We do this by adding triggers on the table that stores the content
items of your object type. Here's how that part looks like for
note
.
create function notes__itrg ()
returns opaque as $$
begin
perform search_observer__enqueue(new.note_id,'INSERT');
return new;
end;
$$ language plpgsql;
create function notes__dtrg ()
returns opaque as $$
begin
perform search_observer__enqueue(old.note_id,'DELETE');
return old;
end;
$$ language plpgsql;
create function notes__utrg ()
returns opaque as $$
begin
perform search_observer__enqueue(old.note_id,'UPDATE');
return old;
end;
$$ language plpgsql;
create trigger notes__itrg after insert on notes
for each row execute procedure notes__itrg ();
create trigger notes__dtrg after delete on notes
for each row execute procedure notes__dtrg ();
create trigger notes__utrg after update on notes
for each row execute procedure notes__utrg ();
Questions & Answers
- Q: If content is some binary file (like a pdf file stored in
file storage, for example), will the content still be
indexable/searchable?
A: For each mime type we require some type of handler. Once the
handler is available, i.e. pdf2txt, it is very easy to incorporate
support for that mime type into the search package. Content items
with unsupported mime types will be ignored by the indexer.

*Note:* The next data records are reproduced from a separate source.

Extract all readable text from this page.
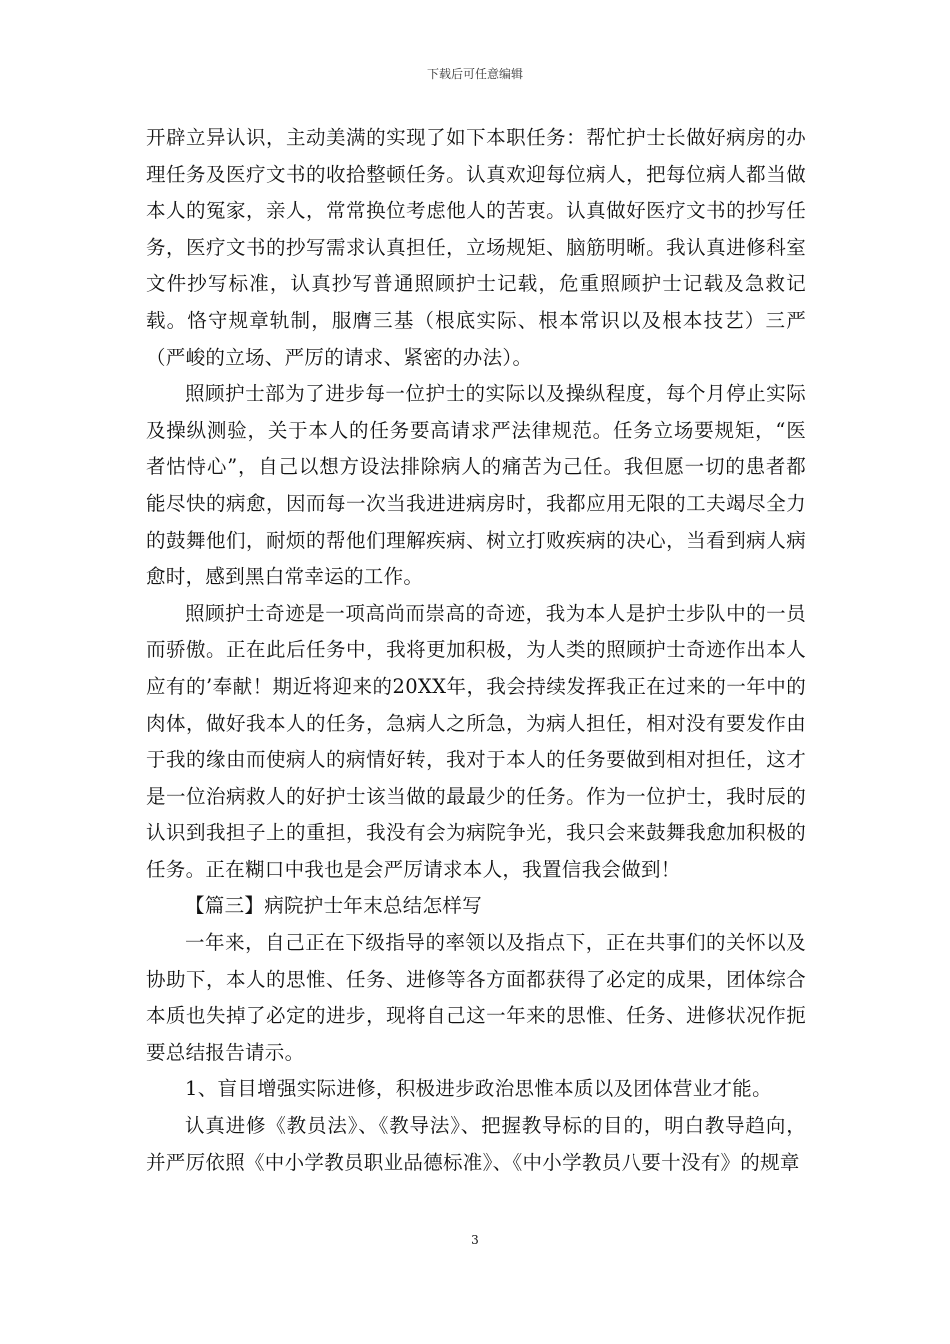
下载后可任意编辑

开辟立异认识，主动美满的实现了如下本职任务：帮忙护士长做好病房的办理任务及医疗文书的收拾整顿任务。认真欢迎每位病人，把每位病人都当做本人的冤家，亲人，常常换位考虑他人的苦衷。认真做好医疗文书的抄写任务，医疗文书的抄写需求认真担任，立场规矩、脑筋明晰。我认真进修科室文件抄写标准，认真抄写普通照顾护士记载，危重照顾护士记载及急救记载。恪守规章轨制，服膺三基（根底实际、根本常识以及根本技艺）三严（严峻的立场、严厉的请求、紧密的办法）。

照顾护士部为了进步每一位护士的实际以及操纵程度，每个月停止实际及操纵测验，关于本人的任务要高请求严法律规范。任务立场要规矩，“医者怙恃心”，自己以想方设法排除病人的痛苦为己任。我但愿一切的患者都能尽快的病愈，因而每一次当我进进病房时，我都应用无限的工夫竭尽全力的鼓舞他们，耐烦的帮他们理解疾病、树立打败疾病的决心，当看到病人病愈时，感到黑白常幸运的工作。

照顾护士奇迹是一项高尚而崇高的奇迹，我为本人是护士步队中的一员而骄傲。正在此后任务中，我将更加积极，为人类的照顾护士奇迹作出本人应有的’奉献！期近将迎来的20XX年，我会持续发挥我正在过来的一年中的肉体，做好我本人的任务，急病人之所急，为病人担任，相对没有要发作由于我的缘由而使病人的病情好转，我对于本人的任务要做到相对担任，这才是一位治病救人的好护士该当做的最最少的任务。作为一位护士，我时辰的认识到我担子上的重担，我没有会为病院争光，我只会来鼓舞我愈加积极的任务。正在糊口中我也是会严厉请求本人，我置信我会做到！

【篇三】病院护士年末总结怎样写

一年来，自己正在下级指导的率领以及指点下，正在共事们的关怀以及协助下，本人的思惟、任务、进修等各方面都获得了必定的成果，团体综合本质也失掉了必定的进步，现将自己这一年来的思惟、任务、进修状况作扼要总结报告请示。

1、盲目增强实际进修，积极进步政治思惟本质以及团体营业才能。

认真进修《教员法》、《教导法》、把握教导标的目的，明白教导趋向，并严厉依照《中小学教员职业品德标准》、《中小学教员八要十没有》的规章

3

- Q: Can the search package handle lobs and files?
A: Yes, the search package will convert everything into text based
on the content and storage_type attributes. Here is the convention
to use while writing the implementation of datasource:
- Content is a filename when storage_type='file'.
- Content is a lob id when storage_type='lob'.
- Content is text when storage_type='text'.